She melted a little inside. “I like your company, too. You’re like my childhood vision of a knight in shining armor. Or a Prince Charming, I guess, given this whole tunic thing. And it totally makes sense that you would show up in my subconscious, after I was setting up the dating app, and talking about King Arthur—” Aha! She snapped her fingers. “That’s the book I was looking for!” The one she’d checked out four times from the public library as a nerdy fourth grader.
His face lit up. “I, too, loved these tales of bravery and honor. My father had three books about Lancelot, the Holy Grail, and the tragedy of Arthur, written out and illuminated by an artisan in Rouen.” Emily didn’t expect this type of detail in a dream, but given all her studies, her subconscious had plenty to draw on.
“Those must’ve been beautiful.
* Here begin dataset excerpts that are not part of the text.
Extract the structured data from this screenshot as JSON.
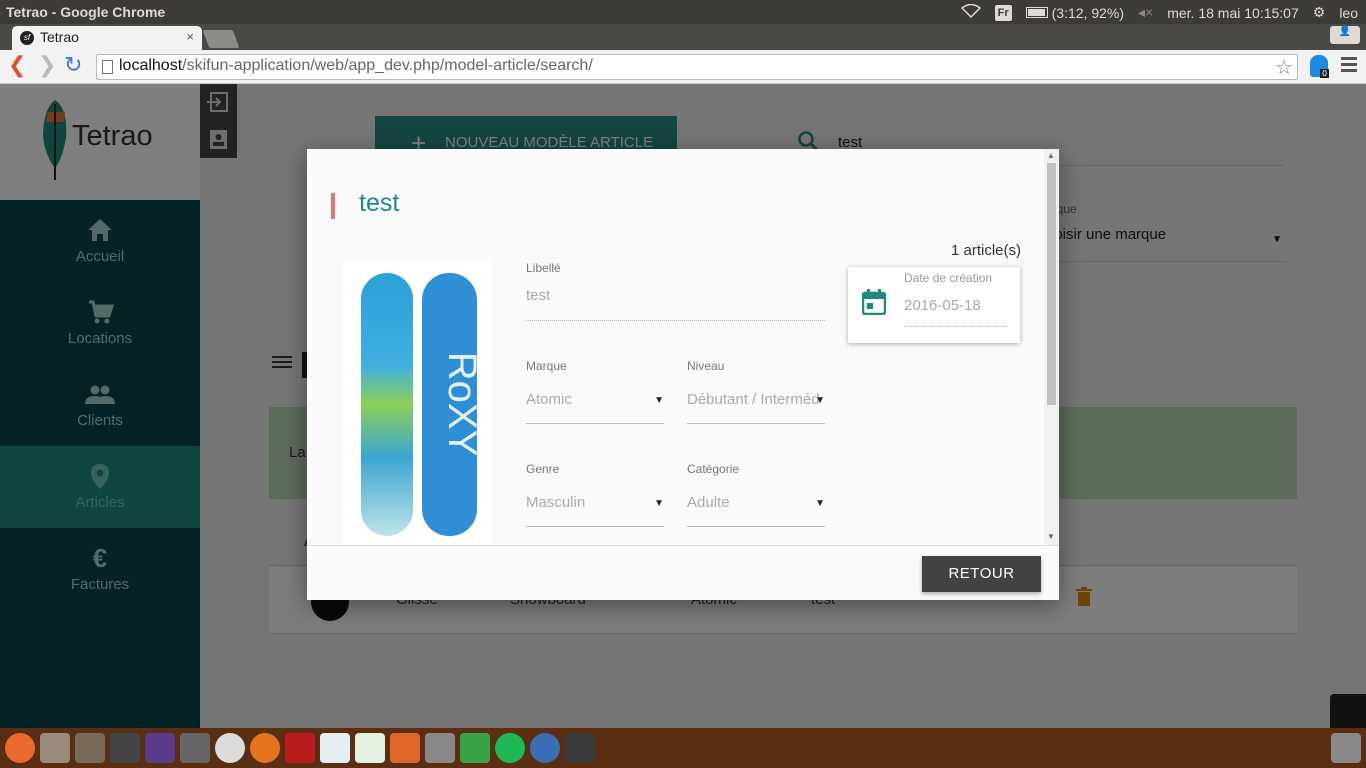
{
  "os_panel": {
    "window_title": "Tetrao - Google Chrome",
    "lang": "Fr",
    "battery": "(3:12, 92%)",
    "datetime": "mer. 18 mai 10:15:07",
    "user": "leo"
  },
  "browser": {
    "tab_title": "Tetrao",
    "url_host": "localhost",
    "url_path": "/skifun-application/web/app_dev.php/model-article/search/",
    "ext_badge": "0"
  },
  "app": {
    "logo": "Tetrao",
    "sidebar": [
      {
        "label": "Accueil",
        "icon": "home-icon"
      },
      {
        "label": "Locations",
        "icon": "cart-icon"
      },
      {
        "label": "Clients",
        "icon": "people-icon"
      },
      {
        "label": "Articles",
        "icon": "location-pin-icon"
      },
      {
        "label": "Factures",
        "icon": "euro-icon"
      }
    ],
    "new_button": "NOUVEAU MODÈLE ARTICLE",
    "search_value": "test",
    "brand_filter": {
      "label": "arque",
      "value": "hoisir une marque"
    },
    "alert_text": "La",
    "table_header_first": "A",
    "row": {
      "c1": "Glisse",
      "c2": "Snowboard",
      "c3": "Atomic",
      "c4": "test"
    }
  },
  "modal": {
    "title": "test",
    "article_count": "1 article(s)",
    "fields": {
      "libelle": {
        "label": "Libellé",
        "value": "test"
      },
      "marque": {
        "label": "Marque",
        "value": "Atomic"
      },
      "niveau": {
        "label": "Niveau",
        "value": "Débutant / Interméd"
      },
      "genre": {
        "label": "Genre",
        "value": "Masculin"
      },
      "categorie": {
        "label": "Catégorie",
        "value": "Adulte"
      },
      "date_creation": {
        "label": "Date de création",
        "value": "2016-05-18"
      }
    },
    "retour_button": "RETOUR"
  },
  "colors": {
    "accent": "#218a80",
    "sidebar": "#08454a",
    "title_bar": "#e57373"
  }
}
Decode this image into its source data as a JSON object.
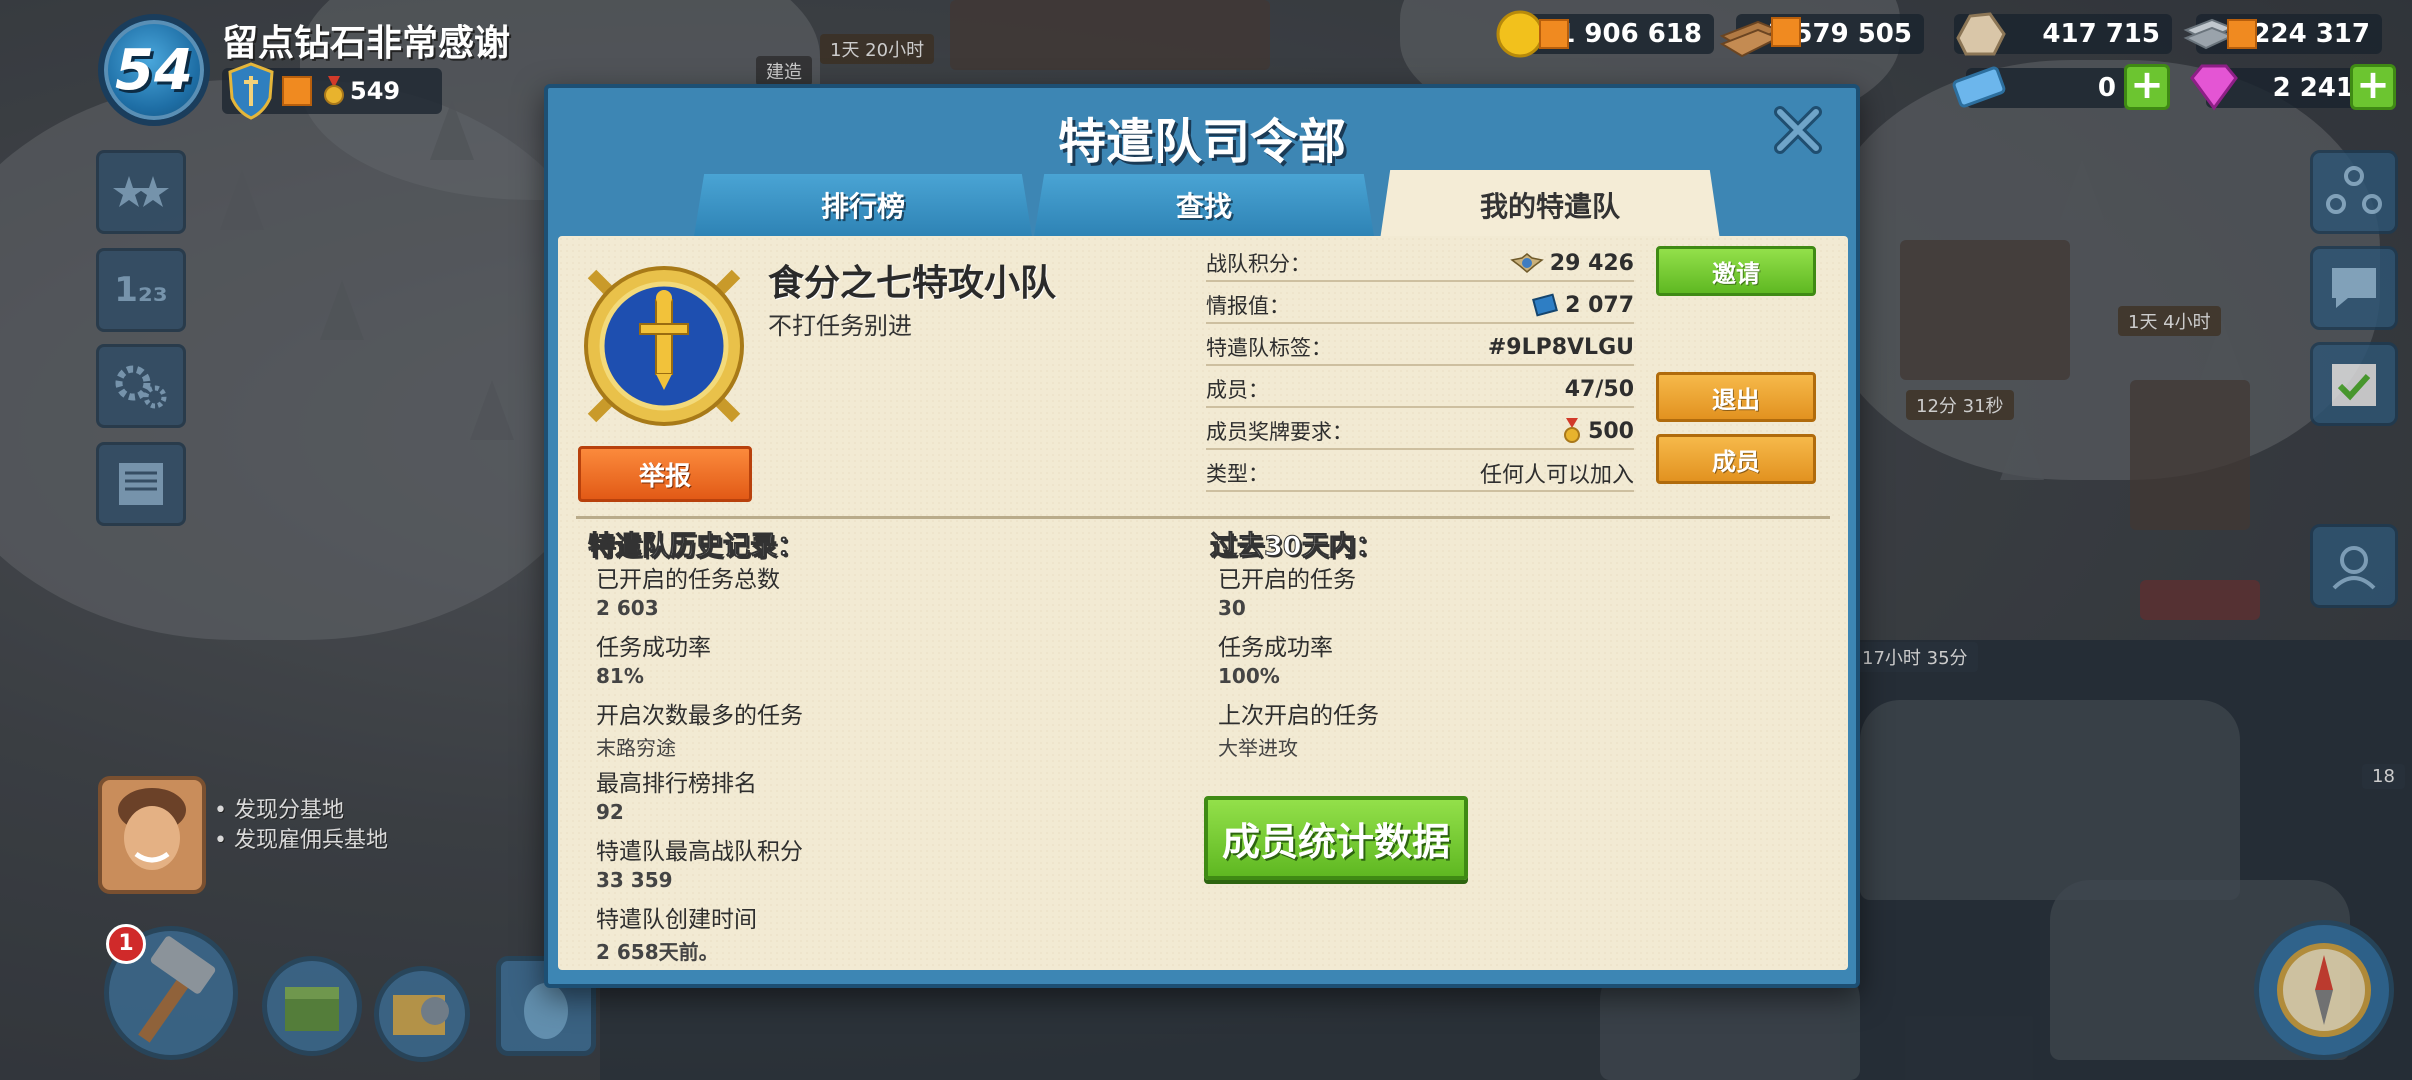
{
  "hud": {
    "level": "54",
    "player_name": "留点钻石非常感谢",
    "medal_count": "549",
    "advisor_lines": [
      "• 发现分基地",
      "• 发现雇佣兵基地"
    ],
    "hammer_badge": "1"
  },
  "resources": {
    "gold": "1 906 618",
    "wood": "1 579 505",
    "stone": "417 715",
    "iron": "1 224 317",
    "intel_tickets": "0",
    "diamonds": "2 241"
  },
  "map_labels": {
    "timer_1": "1天 20小时",
    "timer_2": "建造",
    "timer_3": "1天 4小时",
    "timer_4": "12分 31秒",
    "timer_5": "17小时 35分",
    "timer_6": "18"
  },
  "modal": {
    "title": "特遣队司令部",
    "tabs": [
      {
        "label": "排行榜"
      },
      {
        "label": "查找"
      },
      {
        "label": "我的特遣队"
      }
    ],
    "squad": {
      "name": "食分之七特攻小队",
      "description": "不打任务别进",
      "report_label": "举报"
    },
    "info": {
      "score_label": "战队积分：",
      "score_value": "29 426",
      "intel_label": "情报值：",
      "intel_value": "2 077",
      "tag_label": "特遣队标签：",
      "tag_value": "#9LP8VLGU",
      "members_label": "成员：",
      "members_value": "47/50",
      "medal_req_label": "成员奖牌要求：",
      "medal_req_value": "500",
      "type_label": "类型：",
      "type_value": "任何人可以加入"
    },
    "buttons": {
      "invite": "邀请",
      "leave": "退出",
      "members": "成员",
      "member_stats": "成员统计数据"
    },
    "history": {
      "title": "特遣队历史记录：",
      "items": [
        {
          "label": "已开启的任务总数",
          "value": "2 603"
        },
        {
          "label": "任务成功率",
          "value": "81%"
        },
        {
          "label": "开启次数最多的任务",
          "value": "末路穷途"
        },
        {
          "label": "最高排行榜排名",
          "value": "92"
        },
        {
          "label": "特遣队最高战队积分",
          "value": "33 359"
        },
        {
          "label": "特遣队创建时间",
          "value": "2 658天前。"
        }
      ]
    },
    "recent": {
      "title": "过去30天内：",
      "items": [
        {
          "label": "已开启的任务",
          "value": "30"
        },
        {
          "label": "任务成功率",
          "value": "100%"
        },
        {
          "label": "上次开启的任务",
          "value": "大举进攻"
        }
      ]
    }
  },
  "colors": {
    "modal_blue": "#3d86b4",
    "panel_cream": "#f2ead3",
    "button_green": "#6cc530",
    "button_orange": "#e29220",
    "report_red": "#e25a16"
  }
}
Can you read French?”
“Aye, my lady, French and Latin, for I am a gentleman.”
“Of course,” Emily said with a hint of irony. “You were from around 1425, right?”
Griffin hugged his elbows, looking away. “?’Twas the year of our Lord 1428 that I was damned into this earthly hell.”
She shuddered. “I can’t imagine anything worse!”
“No more can I, and I have had ample time to consider the matter.”
Even if this was made up, her own brain’s version of Netflix, his story broke her heart.
She asked gently, “How did it happen?”
He grimaced. “I will not tell the whole lamentable tale, which would prove a poor entertainment and do me no honor besides. An evil and powerful conjuror cursed me to this state.” He took in a ragged breath and let it out. “He was a man I once loved like a brother.”
“Oh no. Why would a friend do that to you?”
“I defeated him in a grand tournament in London.”
“Oh.” Emily frowned. “Was he badly injured?”
“Nay, but the injury to his pride proved mortal.” He sighed. “?’Twas the biggest crowd I had ever seen in my life, with knights from distant realms: Córdoba and Granada, Moldavia, and even Saracens from Damascus.”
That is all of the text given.